Bien qu’en deuxième année de sorcellerie seulement, Hermione réalisa bien vite que la grande salle de Poudlard qu’elle avait devant elle était assez différente de ce qu’elle avait l’habitude de voir. En effet, dans la pièce conviviale, il ne restait désormais plus que la table à manger des Serpentards. Et là où devaient normalement se trouver les trois autres tables des maisons rivales, il ne restait que de longues traînées de cendres. Hermione mit alors sa baguette à casser que l’étonnante présence de ce serpent géant qui semblait dormir sur la seule table restante avait forcément quelque chose à voir avec tous ces changements.
Le corps de cet immense serpent était aussi épais que le tronc d’un saule cogneur, sa taille égalait celle d’un dragon adulte et sa peau écailleuse était aussi blafarde que celle du Seigneur des Ténèbres. Cet animal apparu inopinément semblait avoir fait de la jeune sorcière sa prisonnière à l’intérieur même de l’enceinte du château le plus sûr du monde magique. Vêtue de sa simple robe d’écolière, elle était à présent solidement maintenue debout sur le tabouret du Choixpeau magique, qui lui-même se tenait en lévitation au-dessus d’un très gros chaudron, rempli à ras-bord de ce qui semblait être de la lave en fusion.
Mais, comme si sa mémoire avait soudainement été altérée par un sortilège d’amnésie, la jeune Hermione ne se souvenait absolument de rien. La miss « Je-Sais-Tout » de l’école ignorait même comment elle avait bien pu faire pour se retrouver dans une situation aussi périlleuse. Mais même la certitude, pourtant palpable, de servir de prochain petit-déjeuner à cette bête sans pattes n’était plus le souci principal d’Hermione. Ce qui l’effrayait davantage en cet instant, c’était plutôt et surtout de voir surgir le vieux Rusard d’un moment à l’autre. Si le concierge la surprenait pendant sa ronde d’inspection, il n’hésiterait certainement pas à lui donner une heure de retenue pour avoir enfreint le couvre-feu et cela, malgré la dangerosité de l’instant.

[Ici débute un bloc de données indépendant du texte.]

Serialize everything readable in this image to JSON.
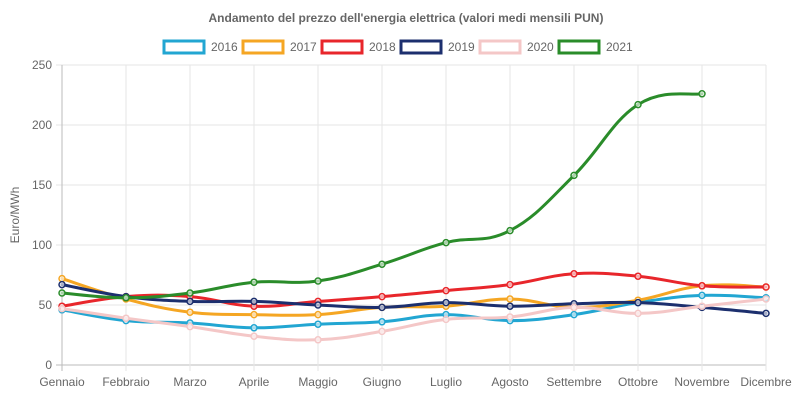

Aussi, quand la grande porte s’ouvrit soudainement, Hermione se mit tout de suite à prier Merlin de toutes ses forces afin que celui-ci éloigne ledit concierge. Mais à peine la porte fut-elle ouverte qu’un afflux bien trop important de lumière vint empêcher Hermione de savoir si sa demande avait été exaucée.
Le supplice de l’attente fut d’ailleurs si insoutenable que, quand enfin ses jeunes yeux se furent habitués à l’aveuglante luminosité blafarde, et qu’elle découvrit qui était l’individu qui avait poussé la porte, elle cria spontanément de joie. Mais cette exclamation du cœur, comparable à celle qu’elle aurait sûrement poussé en apprenant la victoire des Gryffondors lors de la coupe des quatre maisons, réveilla malencontreusement le maléfique serpent. Ce dernier eut par ailleurs la même difficulté à discerner le nouvel arrivant. Quand enfin il constata qu’il s’agissait du très célèbre et renommé Gilderoy Lockhart, il poussa un sifflement des plus menaçants à son encontre.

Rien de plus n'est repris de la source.